Technical knowledge of Microsoft services and how to configure them is one thing. Understanding the specific implementation and mapping to the requirements of CMMC policies are another. Being able to do both continuously is where working with an IT vendor becomes almost necessary for small to medium sized organizations.
Let’s use a quick example of Access Control (AC) AC.L1-3.1.1
Based on the most recent “Microsoft Technical Reference Guide for CMMC” document by Microsoft, below is a snippet from this control:
Practice: Limit information system access to authorized users, processes acting on behalf of authorized users or devices (including other information systems).
Assessment Objectives:
Primary Services
Secondary Services
There’s more in this section of the document, but let’s focus on the Conditional Access portion.
Conditional Access
Conditional Access allows you to set up access policies to prohibit a specific activity, as well as to trigger MFA according to rules that you define). It is a very powerful engine. You may target conditional access policies toward specific users or groups, or to specific apps. Additionally, you can create conditional access session control policies to enable a limited experience within specific cloud applications.
For Example, you could create a policy to limit information system access to devices such as printers to block the ability to print sensitive documents on unmanaged devices.
To learn more, see Conditional Access: Session. https://docs.microsoft.com/en-us/azure/active-directory/conditional-access/concept-conditional-access-session
**Intune/Intune Suite **
A cloud-based Enterprise Mobility Management (EMM) service that enables administrators to enroll mobile devices, deploy apps, and enforce security policies. As a Security Admin, use the Endpoint security node in Intune to configure device security and to manage security tasks for devices when those devices are at risk.
To protect your devices and corporate resources, you can use Microsoft Entra ID Conditional Access policies with Intune.

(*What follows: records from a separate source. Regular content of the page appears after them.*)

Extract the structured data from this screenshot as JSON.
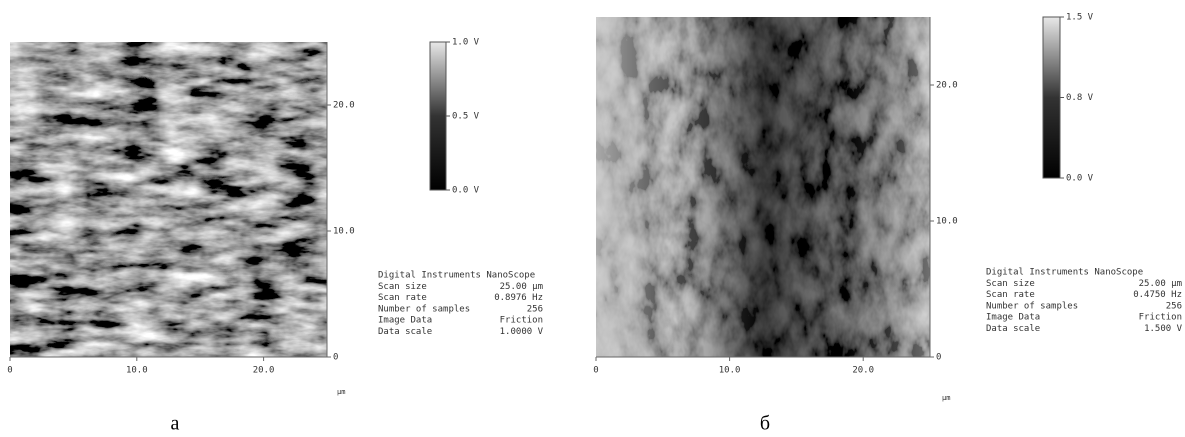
{
  "panels": [
    {
      "caption": "а",
      "x_ticks": [
        "0",
        "10.0",
        "20.0"
      ],
      "y_ticks": [
        "0",
        "10.0",
        "20.0"
      ],
      "unit": "µm",
      "colorbar_labels": [
        "1.0 V",
        "0.5 V",
        "0.0 V"
      ],
      "info": {
        "header": "Digital Instruments NanoScope",
        "rows": [
          [
            "Scan size",
            "25.00 µm"
          ],
          [
            "Scan rate",
            "0.8976 Hz"
          ],
          [
            "Number of samples",
            "256"
          ],
          [
            "Image Data",
            "Friction"
          ],
          [
            "Data scale",
            "1.0000 V"
          ]
        ]
      }
    },
    {
      "caption": "б",
      "x_ticks": [
        "0",
        "10.0",
        "20.0"
      ],
      "y_ticks": [
        "0",
        "10.0",
        "20.0"
      ],
      "unit": "µm",
      "colorbar_labels": [
        "1.5 V",
        "0.8 V",
        "0.0 V"
      ],
      "info": {
        "header": "Digital Instruments NanoScope",
        "rows": [
          [
            "Scan size",
            "25.00 µm"
          ],
          [
            "Scan rate",
            "0.4750 Hz"
          ],
          [
            "Number of samples",
            "256"
          ],
          [
            "Image Data",
            "Friction"
          ],
          [
            "Data scale",
            "1.500 V"
          ]
        ]
      }
    }
  ]
}
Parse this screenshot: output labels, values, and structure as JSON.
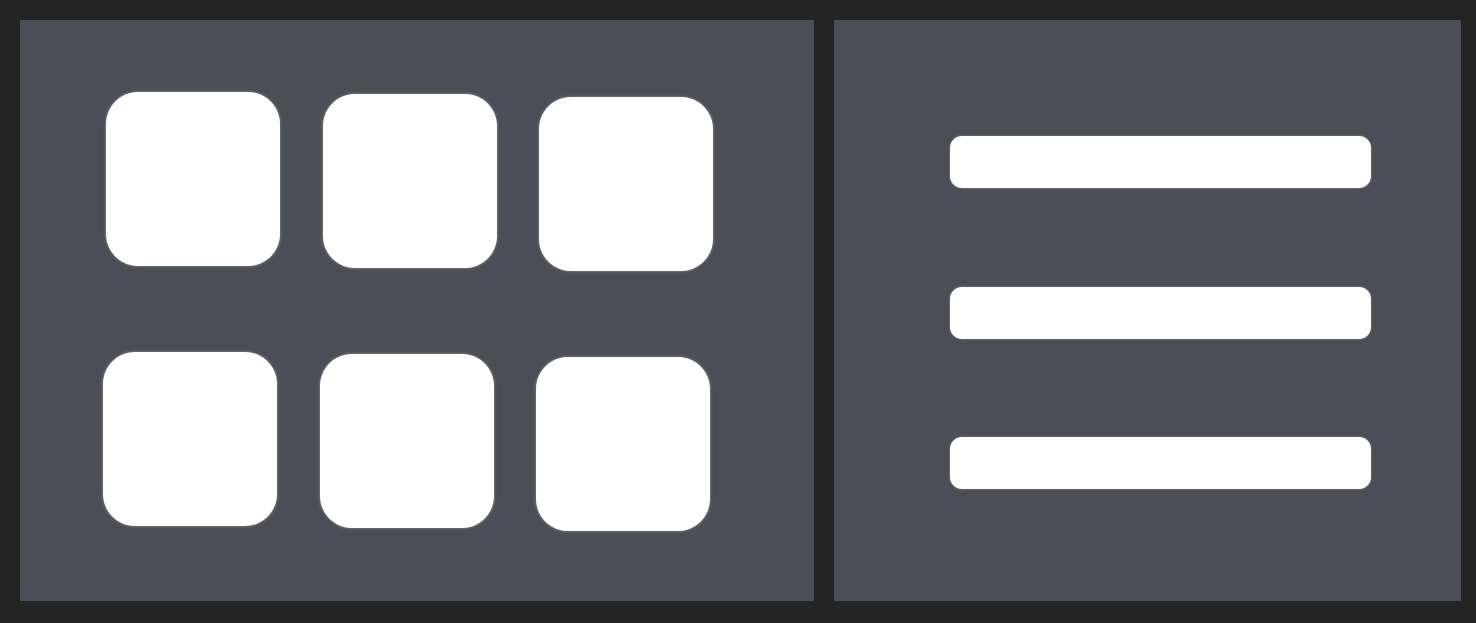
{
  "toolbar": {
    "view_toggle": {
      "options": [
        {
          "id": "grid",
          "icon": "grid-icon",
          "tiles": 6
        },
        {
          "id": "list",
          "icon": "list-icon",
          "lines": 3
        }
      ]
    }
  },
  "colors": {
    "frame": "#242424",
    "button_background": "#4b4e57",
    "icon_foreground": "#ffffff"
  }
}
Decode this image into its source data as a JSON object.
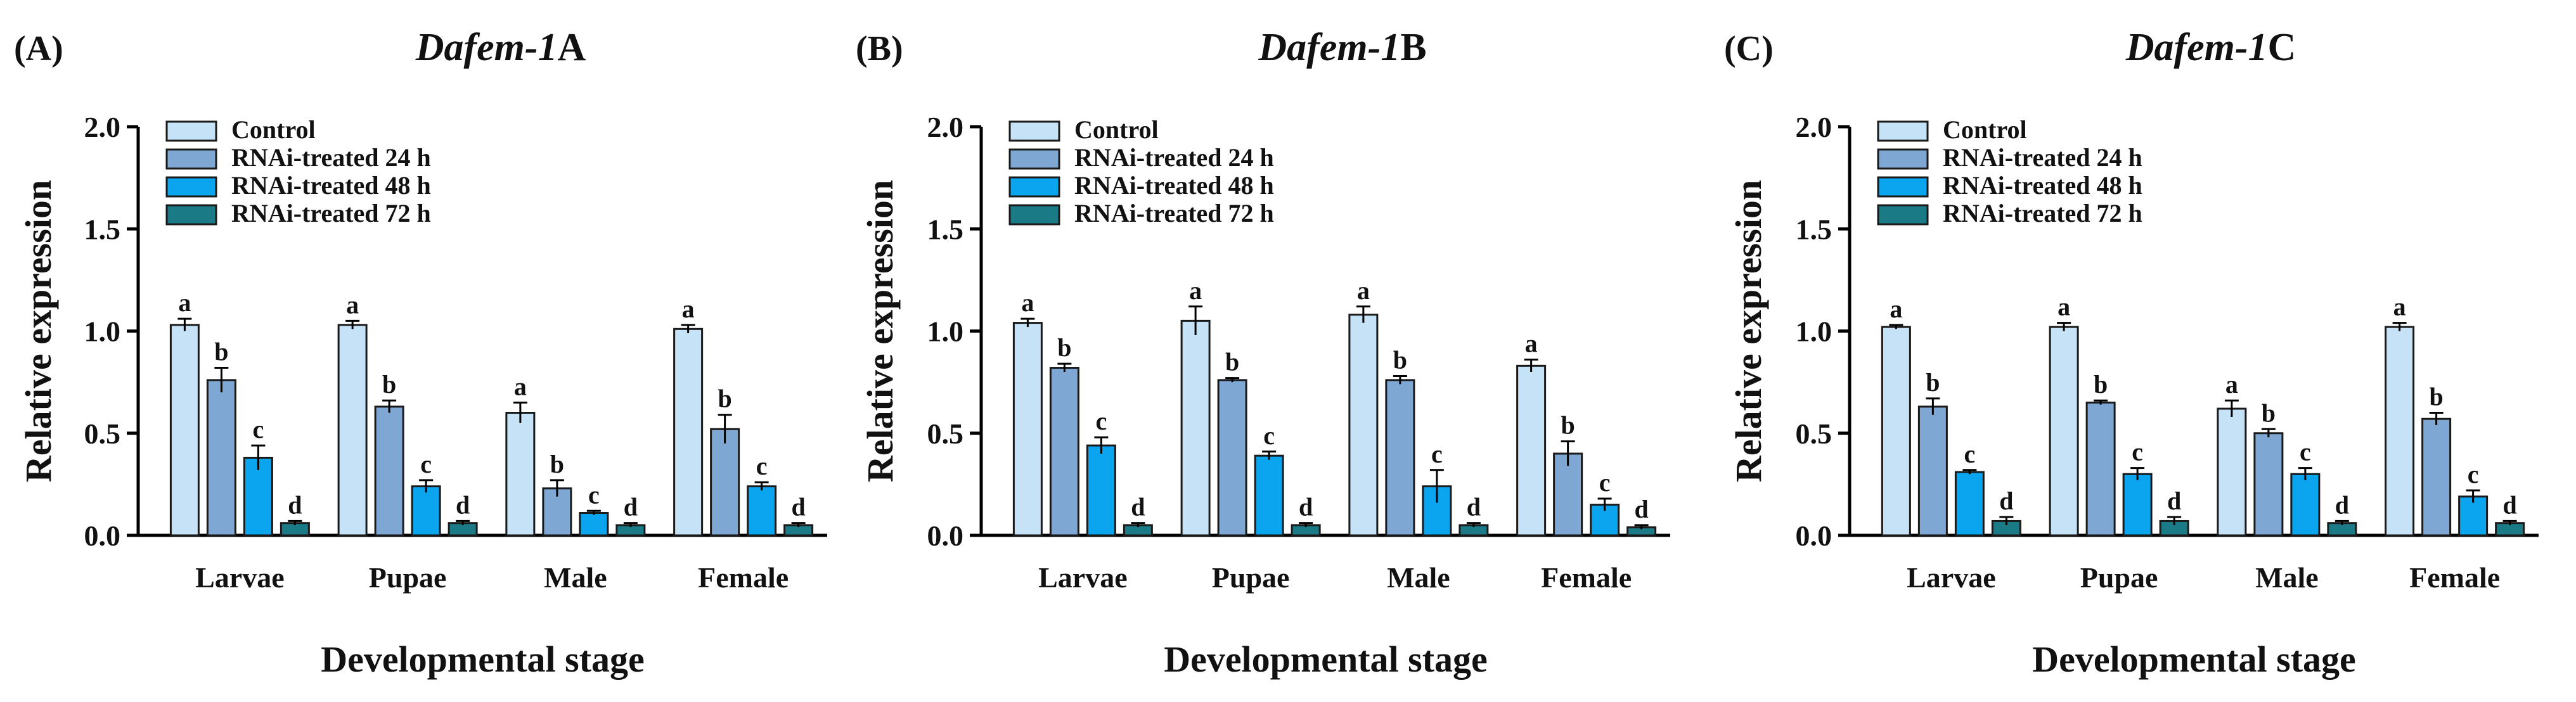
{
  "figure": {
    "colors": {
      "control": "#c6e2f7",
      "rnai_24h": "#7ea7d4",
      "rnai_48h": "#0aa4ef",
      "rnai_72h": "#1a7a86",
      "edge": "#1a1a1a"
    }
  },
  "chart_data": [
    {
      "type": "bar",
      "panel_label": "(A)",
      "title_gene": "Dafem-1",
      "title_suffix": "A",
      "xlabel": "Developmental stage",
      "ylabel": "Relative expression",
      "ylim": [
        0,
        2.0
      ],
      "yticks": [
        "0.0",
        "0.5",
        "1.0",
        "1.5",
        "2.0"
      ],
      "categories": [
        "Larvae",
        "Pupae",
        "Male",
        "Female"
      ],
      "legend_position": "top-left",
      "series": [
        {
          "name": "Control",
          "values": [
            1.03,
            1.03,
            0.6,
            1.01
          ],
          "errors": [
            0.03,
            0.02,
            0.05,
            0.02
          ],
          "letters": [
            "a",
            "a",
            "a",
            "a"
          ]
        },
        {
          "name": "RNAi-treated 24 h",
          "values": [
            0.76,
            0.63,
            0.23,
            0.52
          ],
          "errors": [
            0.06,
            0.03,
            0.04,
            0.07
          ],
          "letters": [
            "b",
            "b",
            "b",
            "b"
          ]
        },
        {
          "name": "RNAi-treated 48 h",
          "values": [
            0.38,
            0.24,
            0.11,
            0.24
          ],
          "errors": [
            0.06,
            0.03,
            0.01,
            0.02
          ],
          "letters": [
            "c",
            "c",
            "c",
            "c"
          ]
        },
        {
          "name": "RNAi-treated 72 h",
          "values": [
            0.06,
            0.06,
            0.05,
            0.05
          ],
          "errors": [
            0.01,
            0.01,
            0.01,
            0.01
          ],
          "letters": [
            "d",
            "d",
            "d",
            "d"
          ]
        }
      ]
    },
    {
      "type": "bar",
      "panel_label": "(B)",
      "title_gene": "Dafem-1",
      "title_suffix": "B",
      "xlabel": "Developmental stage",
      "ylabel": "Relative expression",
      "ylim": [
        0,
        2.0
      ],
      "yticks": [
        "0.0",
        "0.5",
        "1.0",
        "1.5",
        "2.0"
      ],
      "categories": [
        "Larvae",
        "Pupae",
        "Male",
        "Female"
      ],
      "legend_position": "top-left",
      "series": [
        {
          "name": "Control",
          "values": [
            1.04,
            1.05,
            1.08,
            0.83
          ],
          "errors": [
            0.02,
            0.07,
            0.04,
            0.03
          ],
          "letters": [
            "a",
            "a",
            "a",
            "a"
          ]
        },
        {
          "name": "RNAi-treated 24 h",
          "values": [
            0.82,
            0.76,
            0.76,
            0.4
          ],
          "errors": [
            0.02,
            0.01,
            0.02,
            0.06
          ],
          "letters": [
            "b",
            "b",
            "b",
            "b"
          ]
        },
        {
          "name": "RNAi-treated 48 h",
          "values": [
            0.44,
            0.39,
            0.24,
            0.15
          ],
          "errors": [
            0.04,
            0.02,
            0.08,
            0.03
          ],
          "letters": [
            "c",
            "c",
            "c",
            "c"
          ]
        },
        {
          "name": "RNAi-treated 72 h",
          "values": [
            0.05,
            0.05,
            0.05,
            0.04
          ],
          "errors": [
            0.01,
            0.01,
            0.01,
            0.01
          ],
          "letters": [
            "d",
            "d",
            "d",
            "d"
          ]
        }
      ]
    },
    {
      "type": "bar",
      "panel_label": "(C)",
      "title_gene": "Dafem-1",
      "title_suffix": "C",
      "xlabel": "Developmental stage",
      "ylabel": "Relative expression",
      "ylim": [
        0,
        2.0
      ],
      "yticks": [
        "0.0",
        "0.5",
        "1.0",
        "1.5",
        "2.0"
      ],
      "categories": [
        "Larvae",
        "Pupae",
        "Male",
        "Female"
      ],
      "legend_position": "top-left",
      "series": [
        {
          "name": "Control",
          "values": [
            1.02,
            1.02,
            0.62,
            1.02
          ],
          "errors": [
            0.01,
            0.02,
            0.04,
            0.02
          ],
          "letters": [
            "a",
            "a",
            "a",
            "a"
          ]
        },
        {
          "name": "RNAi-treated 24 h",
          "values": [
            0.63,
            0.65,
            0.5,
            0.57
          ],
          "errors": [
            0.04,
            0.01,
            0.02,
            0.03
          ],
          "letters": [
            "b",
            "b",
            "b",
            "b"
          ]
        },
        {
          "name": "RNAi-treated 48 h",
          "values": [
            0.31,
            0.3,
            0.3,
            0.19
          ],
          "errors": [
            0.01,
            0.03,
            0.03,
            0.03
          ],
          "letters": [
            "c",
            "c",
            "c",
            "c"
          ]
        },
        {
          "name": "RNAi-treated 72 h",
          "values": [
            0.07,
            0.07,
            0.06,
            0.06
          ],
          "errors": [
            0.02,
            0.02,
            0.01,
            0.01
          ],
          "letters": [
            "d",
            "d",
            "d",
            "d"
          ]
        }
      ]
    }
  ]
}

Intune passes the results of your device compliance policies to Microsoft Entra ID , which then uses conditional access policies to enforce which devices and apps can access your corporate resources. Conditional access policies also help to gate access for devices that aren’t managed by Intune and can use compliance details from Mobile Threat Defense partners you integrate with Intune.
The following are two common methods of using conditional access with Intune:
There’s some good information here but doesn’t include the actual policy configurations that could or should be used. This is because the actual implementation depends on the licensing the organization has, what locations should be allowed to connect, how and if Intune device compliance will be leveraged, if and what hardware-based authentication devices will be used, and more.
There are Conditional Access policy templates that can be used to get started. However, these are just starting points and will need to be customized to meet the organization’s specific requirements.
Starting with a fresh (aka green field) deployment in Microsoft 365 GCC or GCC High often requires a migration. This includes coming from an existing Microsoft 365 commercial environment (which requires additional migration steps).
What to do with your existing infrastructure and applications. If they’re in scope of your CMMC documentation and audit, you don’t want to put off how these will either need to be migrated and/or updated.
While this is a brief explanation on why CMMC with Microsoft 365, it shouldn’t sway you not to use Microsoft 365 for your CMMC needs. Think of the productivity gains, integrated security and compliance capabilities, and vast third-party providers and applications that you’ll have access to.
This is merely to help answer questions that I hear from customers, IT professionals, and in many online communities.
It’s not that Microsoft and the many IT providers and CMMC implementors are trying to overprice things (not to say some don’t), but there are good reasons why it’s not fast, cheap, and easy.